Re: [PATCH v5 2/5] lib: Add zstd modules

From: Eric Biggers
Date: Thu Aug 10 2017 - 13:24:43 EST


On Thu, Aug 10, 2017 at 07:32:18AM -0400, Austin S. Hemmelgarn wrote:
> On 2017-08-10 04:30, Eric Biggers wrote:
> >On Wed, Aug 09, 2017 at 07:35:53PM -0700, Nick Terrell wrote:
> >>
> >>It can compress at speeds approaching lz4, and quality approaching lzma.
> >
> >Well, for a very loose definition of "approaching", and certainly not at the
> >same time. I doubt there's a use case for using the highest compression levels
> >in kernel mode --- especially the ones using zstd_opt.h.
> Large data-sets with WORM access patterns and infrequent writes
> immediately come to mind as a use case for the highest compression
> level.
>
> As a more specific example, the company I work for has a very large
> amount of documentation, and we keep all old versions. This is all
> stored on a file server which is currently using BTRFS. Once a
> document is written, it's almost never rewritten, so write
> performance only matters for the first write. However, they're read
> back pretty frequently, so we need good read performance. As of
> right now, the system is set to use LZO compression by default, and
> then when a new document is added, the previous version of that
> document gets re-compressed using zlib compression, which actually
> results in pretty significant space savings most of the time. I
> would absolutely love to use zstd compression with this system with
> the highest compression level, because most people don't care how
> long it takes to write the file out, but they do care how long it
> takes to read a file (even if it's an older version).

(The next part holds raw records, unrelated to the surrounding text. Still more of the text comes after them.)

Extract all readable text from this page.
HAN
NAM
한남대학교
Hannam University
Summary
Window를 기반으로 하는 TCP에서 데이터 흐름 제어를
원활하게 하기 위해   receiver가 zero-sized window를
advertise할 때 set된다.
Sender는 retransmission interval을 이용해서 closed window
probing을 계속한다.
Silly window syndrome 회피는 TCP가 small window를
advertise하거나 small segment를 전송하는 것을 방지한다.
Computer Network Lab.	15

This may be a reasonable use case, but note this cannot just be the regular
"zstd" compression setting, since filesystem compression by default must provide
reasonable performance for many different access patterns. See the patch in
this series which actually adds zstd compression to btrfs; it only uses level 1.
I do not see a patch which adds a higher compression mode. It would need to be
a special setting like "zstdhc" that users could opt-in to on specific
directories. It also would need to be compared to simply compressing in
userspace. In many cases compressing in userspace is probably the better
solution for the use case in question because it works on any filesystem, allows
using any compression algorithm, and if random access is not needed it is
possible to compress each file as a single stream (like a .xz file), which
produces a much better compression ratio than the block-by-block compression
that filesystems have to use.

Note also that LZ4HC is in the kernel source tree currently but no one is using
it vs. the regular LZ4. I think it is the kind of thing that sounded useful
originally, but at the end of the day no one really wants to use it in kernel
mode. I'd certainly be interested in actual patches, though.

Eric